Notice Title

Ministerial Exemptions Under the Anti-Money Laundering and Countering Financing of Terrorism Act 2009

In accordance with section 157(6)(b) of the Anti-Money Laundering and Countering Financing of Terrorism Act 2009 (“Act”), the Associate Minister of Justice hereby gives notice that he has granted the following exemptions from the Act:

Ministerial Exemption: New Zealand Green Investment Finance Limited

1. As the Associate Minister of Justice and pursuant to section 159(2)(b) of the Anti-Money Laundering and Countering Financing of Terrorism Act 2009, I –

  1. Revoke the Ministerial exemption for New Zealand Green Investment Finance Limited (“NZGIF”) activities involving funding from the New Zealand Government, in force since 4 August 2020 and published in the New Zealand Gazette, 10 November 2020, Notice No. 2020-go5154.
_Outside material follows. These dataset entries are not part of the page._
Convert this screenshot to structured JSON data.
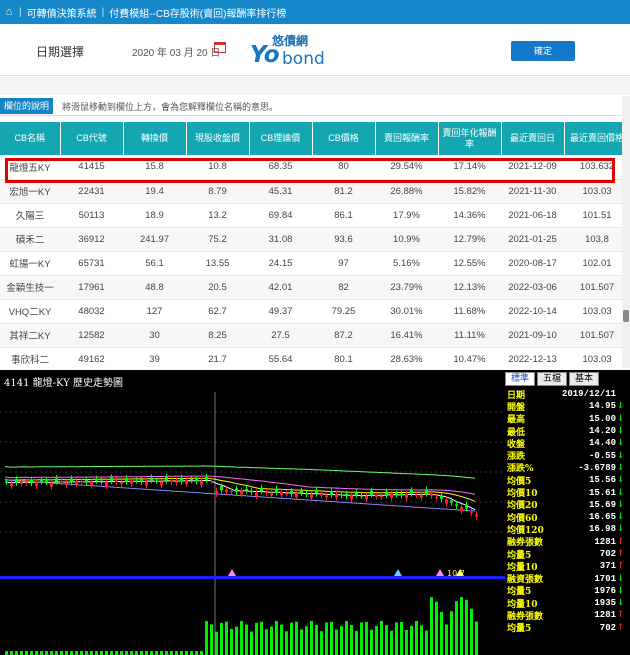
{
  "nav": {
    "items": [
      "可轉債決策系統",
      "付費模組--CB存股術(賣回)報酬率排行榜"
    ]
  },
  "datebar": {
    "label": "日期選擇",
    "value": "2020 年 03 月 20 日",
    "confirm": "確定"
  },
  "logo": {
    "cn": "悠債網",
    "yo": "Yo",
    "bond": "bond"
  },
  "hint": {
    "tag": "欄位的說明",
    "text": "將滑鼠移動到欄位上方，會為您解釋欄位名稱的意思。"
  },
  "table": {
    "headers": [
      "CB名稱",
      "CB代號",
      "轉換價",
      "現股收盤價",
      "CB理論價",
      "CB價格",
      "賣回報酬率",
      "賣回年化報酬率",
      "最近賣回日",
      "最近賣回價格"
    ],
    "rows": [
      [
        "龍燈五KY",
        "41415",
        "15.8",
        "10.8",
        "68.35",
        "80",
        "29.54%",
        "17.14%",
        "2021-12-09",
        "103.632"
      ],
      [
        "宏旭一KY",
        "22431",
        "19.4",
        "8.79",
        "45.31",
        "81.2",
        "26.88%",
        "15.82%",
        "2021-11-30",
        "103.03"
      ],
      [
        "久陽三",
        "50113",
        "18.9",
        "13.2",
        "69.84",
        "86.1",
        "17.9%",
        "14.36%",
        "2021-06-18",
        "101.51"
      ],
      [
        "碩禾二",
        "36912",
        "241.97",
        "75.2",
        "31.08",
        "93.6",
        "10.9%",
        "12.79%",
        "2021-01-25",
        "103.8"
      ],
      [
        "虹揚一KY",
        "65731",
        "56.1",
        "13.55",
        "24.15",
        "97",
        "5.16%",
        "12.55%",
        "2020-08-17",
        "102.01"
      ],
      [
        "金穎生技一",
        "17961",
        "48.8",
        "20.5",
        "42.01",
        "82",
        "23.79%",
        "12.13%",
        "2022-03-06",
        "101.507"
      ],
      [
        "VHQ二KY",
        "48032",
        "127",
        "62.7",
        "49.37",
        "79.25",
        "30.01%",
        "11.68%",
        "2022-10-14",
        "103.03"
      ],
      [
        "其祥二KY",
        "12582",
        "30",
        "8.25",
        "27.5",
        "87.2",
        "16.41%",
        "11.11%",
        "2021-09-10",
        "101.507"
      ],
      [
        "事欣科二",
        "49162",
        "39",
        "21.7",
        "55.64",
        "80.1",
        "28.63%",
        "10.47%",
        "2022-12-13",
        "103.03"
      ]
    ]
  },
  "chart": {
    "title": "4141 龍燈-KY  歷史走勢圖",
    "tabs": [
      "標準",
      "五檔",
      "基本"
    ],
    "marker_label": "10.7"
  },
  "panel": {
    "rows": [
      {
        "k": "日期",
        "v": "2019/12/11",
        "arrow": "",
        "color": "#ffffff"
      },
      {
        "k": "開盤",
        "v": "14.95",
        "arrow": "↓",
        "color": "#00ff00"
      },
      {
        "k": "最高",
        "v": "15.00",
        "arrow": "↓",
        "color": "#00ff00"
      },
      {
        "k": "最低",
        "v": "14.20",
        "arrow": "↓",
        "color": "#00ff00"
      },
      {
        "k": "收盤",
        "v": "14.40",
        "arrow": "↓",
        "color": "#00ff00"
      },
      {
        "k": "漲跌",
        "v": "-0.55",
        "arrow": "↓",
        "color": "#00ff00"
      },
      {
        "k": "漲跌%",
        "v": "-3.6789",
        "arrow": "↓",
        "color": "#00ff00"
      },
      {
        "k": "均價5",
        "v": "15.56",
        "arrow": "↓",
        "color": "#00ff00"
      },
      {
        "k": "均價10",
        "v": "15.61",
        "arrow": "↓",
        "color": "#00ff00"
      },
      {
        "k": "均價20",
        "v": "15.69",
        "arrow": "↓",
        "color": "#00ff00"
      },
      {
        "k": "均價60",
        "v": "16.65",
        "arrow": "↓",
        "color": "#00ff00"
      },
      {
        "k": "均價120",
        "v": "16.98",
        "arrow": "↓",
        "color": "#00ff00"
      },
      {
        "k": "融券張數",
        "v": "1281",
        "arrow": "↑",
        "color": "#ff2020"
      },
      {
        "k": "均量5",
        "v": "702",
        "arrow": "↑",
        "color": "#ff2020"
      },
      {
        "k": "均量10",
        "v": "371",
        "arrow": "↑",
        "color": "#ff2020"
      },
      {
        "k": "融資張數",
        "v": "1701",
        "arrow": "↓",
        "color": "#00ff00"
      },
      {
        "k": "均量5",
        "v": "1976",
        "arrow": "↓",
        "color": "#00ff00"
      },
      {
        "k": "均量10",
        "v": "1935",
        "arrow": "↓",
        "color": "#00ff00"
      },
      {
        "k": "融券張數",
        "v": "1281",
        "arrow": "↑",
        "color": "#ff2020"
      },
      {
        "k": "均量5",
        "v": "702",
        "arrow": "↑",
        "color": "#ff2020"
      }
    ]
  },
  "colors": {
    "nav": "#1688c9",
    "header": "#14a6b1",
    "highlight": "#e00000",
    "up": "#ff2020",
    "down": "#00ff00"
  }
}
2. As the Associate Minister of Justice and pursuant to section 157 of the Anti-Money Laundering and Countering Financing of Terrorism Act 2009 (“Act”) I -

  1. Exempt New Zealand Green Investment Finance Limited (“NZGIF”) and its special purpose vehicles (SPVs) created solely to further NZGIF’s investment functions from sections 10–71 of the Act when carrying out captured activities, where only funding from the New Zealand Government is used.
  2. Exempt NZGIF and each SPV created solely to further NZGIF’s investment functions: 
    1. In relation to wholesale investor-customers of the SPVs, from all sections in the Act except for sections 22(1)(a)(ii), 22(1)(b)(ii), 22(1)(c), 22(1)(d), 22(1)(e), 22(2), 22A, 23, 24, 25, and 26 (enhanced due diligence) and 39A–48C (suspicious activity reports).
    2. In relation to investee-customers of the SPVs, from all sections of the Act.
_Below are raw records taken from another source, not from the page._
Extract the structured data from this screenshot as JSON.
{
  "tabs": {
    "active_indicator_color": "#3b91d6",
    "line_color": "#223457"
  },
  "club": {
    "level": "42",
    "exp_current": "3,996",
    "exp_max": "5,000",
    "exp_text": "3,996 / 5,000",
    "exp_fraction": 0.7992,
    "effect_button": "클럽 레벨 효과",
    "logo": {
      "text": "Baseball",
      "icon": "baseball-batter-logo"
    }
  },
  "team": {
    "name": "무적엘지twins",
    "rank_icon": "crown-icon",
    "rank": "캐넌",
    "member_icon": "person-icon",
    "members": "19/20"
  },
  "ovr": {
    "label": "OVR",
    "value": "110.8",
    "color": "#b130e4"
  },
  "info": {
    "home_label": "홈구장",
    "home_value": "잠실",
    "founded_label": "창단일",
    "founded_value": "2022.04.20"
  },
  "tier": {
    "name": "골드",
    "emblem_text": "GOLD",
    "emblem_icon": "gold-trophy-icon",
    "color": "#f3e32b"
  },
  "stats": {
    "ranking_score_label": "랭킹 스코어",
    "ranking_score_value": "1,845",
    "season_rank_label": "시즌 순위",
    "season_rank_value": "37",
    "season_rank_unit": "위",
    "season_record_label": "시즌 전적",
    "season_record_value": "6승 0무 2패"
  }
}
3. This exemption is made subject to the following conditions:

  1. NZGIF and its SPVs must continue to carry out their own robust due diligence process on each investor-customer (other than the New Zealand Government) and investee-customer.  
  2. NZGIF and SPV investee-customers must be New Zealand domiciled entities and projects.
  3. All NZGIF and SPV transactions, for both investor-customers and investee-customers, must be conducted electronically. 
  4. NZGIF and SPV investor-customers (other than the New Zealand Government) must not be able to redeem their investments before the stated maturity date.
  5. NZGIF must inform the Ministry of Justice of any changes that may affect the exemption within 10 working days from when the change affecting the exemption occurs.

4. The exemption has been granted as a partial exemption and with the conditions noted, to reduce the money laundering and terrorism financing (“ML/TF”) risks otherwise considered medium or high, as listed below:

  1. Some ML/TF risks can be either avoided or mitigated by the nature of the entity and its functions: 
    1. NZGIF is already subject to the public accountability requirements of the Crown Entities Act 2004 and the Public Finance Act 1989. In addition, NZGIF and any of its financial vehicles associated with wholesale investors are subject to the public accountability requirements of the Public Audit Act 2002 and the Ombudsmen Act 1975. Additional full accountability under the Act would be disproportionate.  
    2. NZGIF does not handle cash, and all loan payments and repayments will only be made electronically.
    3. NZGIF has noted in its material change application that it will carry out “robust due diligence processes on all [its] investees and on the investors that co-invest with [it] through any entity [it] controls”.  
  2. Despite these risk mitigations, some ML/TF risks relating to SPVs would be difficult to detect, prevent, or prosecute if the exemption was not approved as a partial exemption with conditions: 
    1. The risks inherent in some wholesale investors (particularly those which self-certify, or are large, or their source of funds/wealth is unclear) are high.
    2. Funds from international sources may be disguised as domestic funds using vehicles such as New Zealand resident companies. 
    3. From time to time, SPVs will receive money from, and pay money to, overseas bank accounts held by investors. 
    4. The scale and frequency of NZGIF’s activities increase the risk of ML/TF. The tenure of NZGIF’s loans are relatively long-term. Such investments, including those of an illiquid nature, can be attractive to larger, more sophisticated ML/TF operations because they may offer higher profits than short-term investments.

5. This exemption comes into force on 12 May 2022.

6. This exemption will expire on 12 May 2027.